Il violoncellista Alessio Pianelli
Milano – Un talento assoluto, un entusiasmo che esprime a ogni concerto. Il violoncellista Alessio Pianelli approda a Milano per la Società del Quartetto in duo con il pianista Mario Montore alla Sala Verdi del Conservatorio martedì 18 aprile ore 20.30 (info e prenotazioni scrivere a info@quartettomilano.it o telefonare al numero 02 795393).
In programma Brahms con la «Sonata n. 1 op. 38, Wie Melodien zieht es mir e Immer leiser wird mein Schlummer» (dai Fünf Lieder op. 105); la «Suite italienne» di Stravinskij e la «Sonata op. 40» di Šostakovic. Nato a Trapani trentatré anni fa, residente a Basilea, insegna al Conservatorio di Roma e a quello di Trapani, il violoncellista racconta «Io e Mario suonavamo nello stesso quartetto, le tante affinità ci hanno portato a esplorare alcune delle pagine più belle scritte per pianoforte e violoncello».
Maestro, quando ha scoperto la musica?
«Ci sono nato: papà è pianista, mio zio è contrabbassista. Fin da piccolo giocavo con il pianoforte e mio padre mi seguiva; ricordo che lasciava l’ultima ottava così potevo improvvisare. A dieci anni il gioco si è fatto più serio ero incerto fra violoncello e violino, ci sono foto in cui fingo di suonarlo; Giovanni Sollima insegnava al Conservatorio della mia città, ho scelto il violoncello. Il primo concerto per violoncello che ho ascoltato è stato quello di Dvorak anche questo mi ha spinto verso il mio strumento».
Come s’insegna e come si apprende la musica in Italia e all’estero?
«Ho sempre avuto docenti che sapevano intuire il carattere di ogni allievo e interagivano, stimolano le sue capacità. Per me l’insegnamento è uno scambio fra maestro e studente; all’estero ci sono strutture migliori per l’apprendimento, l’investimento per la cultura è alto. Nei tanti viaggi fatti, recentemente in Tunisia, ho notato che in paesi con meno tradizione musicale, con edifici più fatiscenti gli allievi hanno una maggiore sete d’apprendimento».
Debutta alla Società del Quartetto di Milano.
«Un sogno che si realizza, bambino guardavo i programmi, gli artisti che suonavano alla Società e speravo di poter esibirmi anch’io un giorno.

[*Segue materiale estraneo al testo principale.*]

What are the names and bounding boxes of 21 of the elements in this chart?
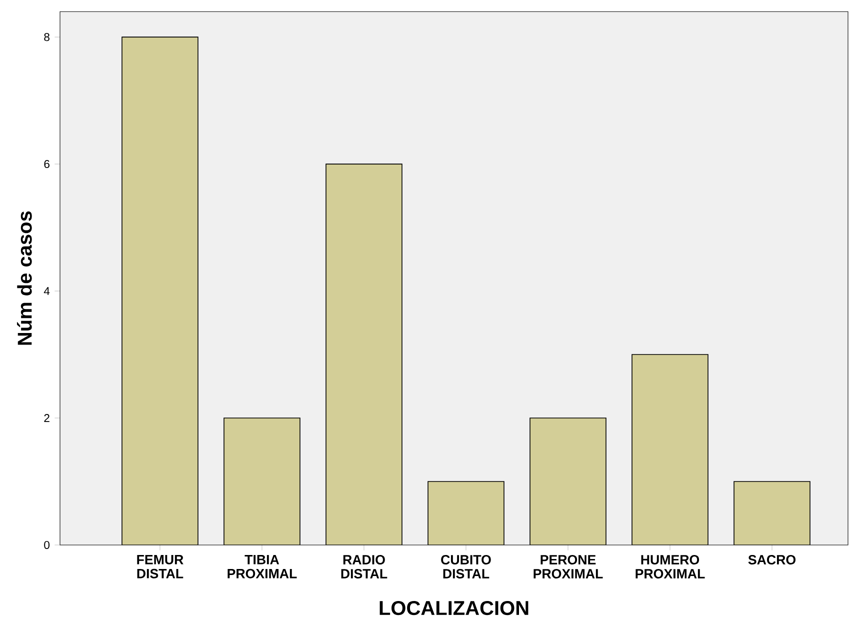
x-tick-label: HUMERO PROXIMAL <box>636 555 705 578</box>
y-tick-label: 4 <box>44 287 50 295</box>
y-tick-label: 0 <box>44 540 50 549</box>
bar <box>326 164 402 545</box>
bar <box>428 481 504 545</box>
x-tick-label: RADIO DISTAL <box>341 555 388 578</box>
y-tick-label: 8 <box>44 33 50 42</box>
x-tick-label: TIBIA PROXIMAL <box>228 555 297 578</box>
bar <box>530 418 606 545</box>
x-tick-label: PERONE PROXIMAL <box>534 555 603 578</box>
bar <box>224 418 300 545</box>
x-axis-title: LOCALIZACION <box>380 600 528 616</box>
bar <box>122 37 198 545</box>
x-tick-label: FEMUR DISTAL <box>137 555 184 578</box>
bar <box>734 481 810 545</box>
bar <box>632 354 708 545</box>
x-tick-label: SACRO <box>748 555 796 564</box>
x-tick-label: CUBITO DISTAL <box>441 555 491 578</box>
y-axis-title: Núm de casos <box>16 211 32 345</box>
y-tick-label: 2 <box>44 414 50 422</box>
y-tick-label: 6 <box>44 160 50 168</box>
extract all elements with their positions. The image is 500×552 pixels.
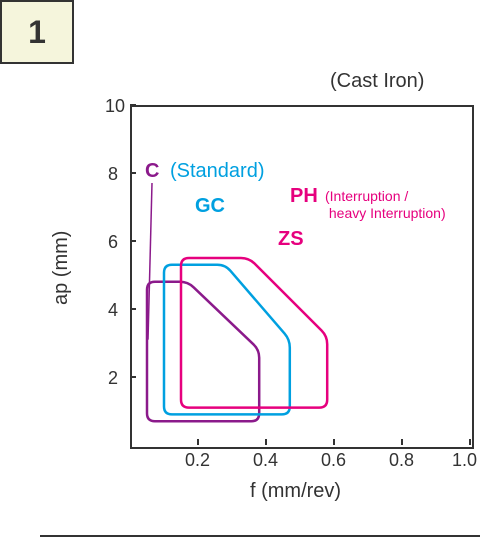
xtick-10: 1.0 xyxy=(452,450,477,471)
figure-container: 1 (Cast Iron) 10 8 6 4 2 0.2 0.4 0.6 0.8… xyxy=(0,0,500,552)
chart-svg xyxy=(0,0,500,552)
xtick-04: 0.4 xyxy=(253,450,278,471)
ytick-6: 6 xyxy=(108,232,118,253)
label-ph-sub: (Interruption / heavy Interruption) xyxy=(325,188,446,222)
ytick-4: 4 xyxy=(108,300,118,321)
y-axis-label: ap (mm) xyxy=(50,231,73,305)
ytick-10: 10 xyxy=(100,96,125,117)
xtick-08: 0.8 xyxy=(389,450,414,471)
footer-line xyxy=(40,535,480,537)
label-zs: ZS xyxy=(278,228,304,251)
series-ph xyxy=(181,258,327,408)
series-gc xyxy=(164,265,290,415)
label-c-sub: (Standard) xyxy=(170,160,265,183)
label-c: C xyxy=(145,160,159,183)
ytick-2: 2 xyxy=(108,368,118,389)
label-gc: GC xyxy=(195,195,225,218)
ytick-8: 8 xyxy=(108,164,118,185)
pointer-c xyxy=(148,183,152,340)
xtick-02: 0.2 xyxy=(185,450,210,471)
x-axis-label: f (mm/rev) xyxy=(250,480,341,503)
xtick-06: 0.6 xyxy=(321,450,346,471)
label-ph: PH xyxy=(290,185,318,208)
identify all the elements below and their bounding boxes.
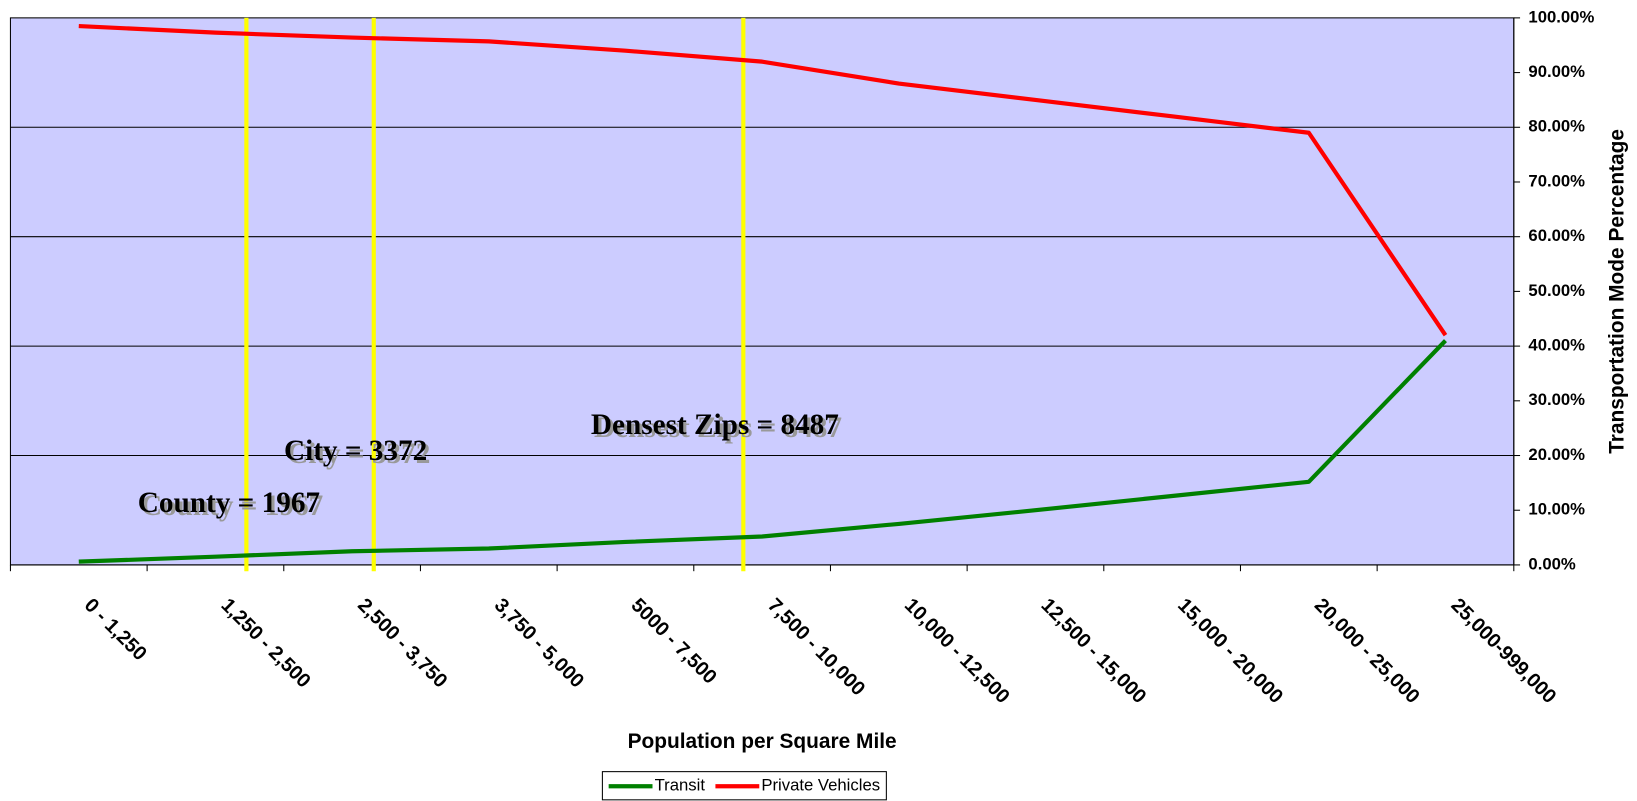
annotation: County = 1967 [138,487,320,519]
x-tick-label: 20,000 - 25,000 [1310,594,1424,708]
y-tick-label: 70.00% [1528,171,1585,190]
annotation-shadow: Densest Zips = 8487 [594,412,842,444]
y-tick-label: 50.00% [1528,281,1585,300]
y-tick-label: 90.00% [1528,62,1585,81]
x-tick-label: 5000 - 7,500 [627,594,721,688]
y-tick-label: 60.00% [1528,226,1585,245]
x-tick-label: 15,000 - 20,000 [1173,594,1287,708]
x-tick-label: 25,000-999,000 [1447,594,1561,708]
series-line [78,23,1448,337]
y-tick-label: 30.00% [1528,390,1585,409]
x-tick-label: 2,500 - 3,750 [353,594,451,692]
plot-area [9,17,1515,566]
annotation: City = 3372 [284,435,427,467]
legend-label: Private Vehicles [761,776,880,795]
series-line [78,339,1447,564]
legend-label: Transit [655,776,706,795]
x-axis-title: Population per Square Mile [628,730,897,753]
x-tick-label: 0 - 1,250 [80,594,151,665]
annotation-shadow: City = 3372 [287,438,430,470]
y-tick-label: 20.00% [1528,445,1585,464]
y-tick-label: 0.00% [1528,554,1575,573]
y-tick-label: 80.00% [1528,117,1585,136]
y-axis-title: Transportation Mode Percentage [1606,129,1629,454]
x-tick-label: 12,500 - 15,000 [1037,594,1151,708]
x-tick-label: 7,500 - 10,000 [763,594,869,700]
y-tick-label: 40.00% [1528,336,1585,355]
legend: Transit Private Vehicles [601,771,887,801]
x-tick-label: 3,750 - 5,000 [490,594,588,692]
annotation-shadow: County = 1967 [141,490,323,522]
x-tick-label: 1,250 - 2,500 [217,594,315,692]
annotation: Densest Zips = 8487 [591,409,839,441]
x-tick-label: 10,000 - 12,500 [900,594,1014,708]
y-tick-label: 100.00% [1528,7,1594,26]
y-tick-label: 10.00% [1528,500,1585,519]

Suonare qui, per tutti i grandi che mi hanno preceduto è una grande responsabilità ma mi rende anche orgoglioso. A Milano mi sono già esibito ma questa volta è speciale».
Quando viaggia cosa porta sempre con sé?
«Oltre il violoncello? Il computer, le cuffie, cerco sempre di sfruttare i tempi d’attesa in aeroporto per comporre. In ogni città cerco di visitare il centro storico, il museo o i monumenti; la pandemia mi ha insegnato a dedicare più tempo anche a me».
Quanto dà il compositore all’interprete e viceversa?
«Tantissimo, ho iniziato a comporre come studio del suono, del segno. Dà un approccio diverso all’esecuzione e all’insegnamento, mi dà più libertà. Essere uno strumentista d’archi, ho anche suonato in grandi orchestre, mi permette di scrivere con più profondità la musica; so cosa può funzionare e cosa evitare, l’esecutore regala una vita più «facile» e creativa al compositore».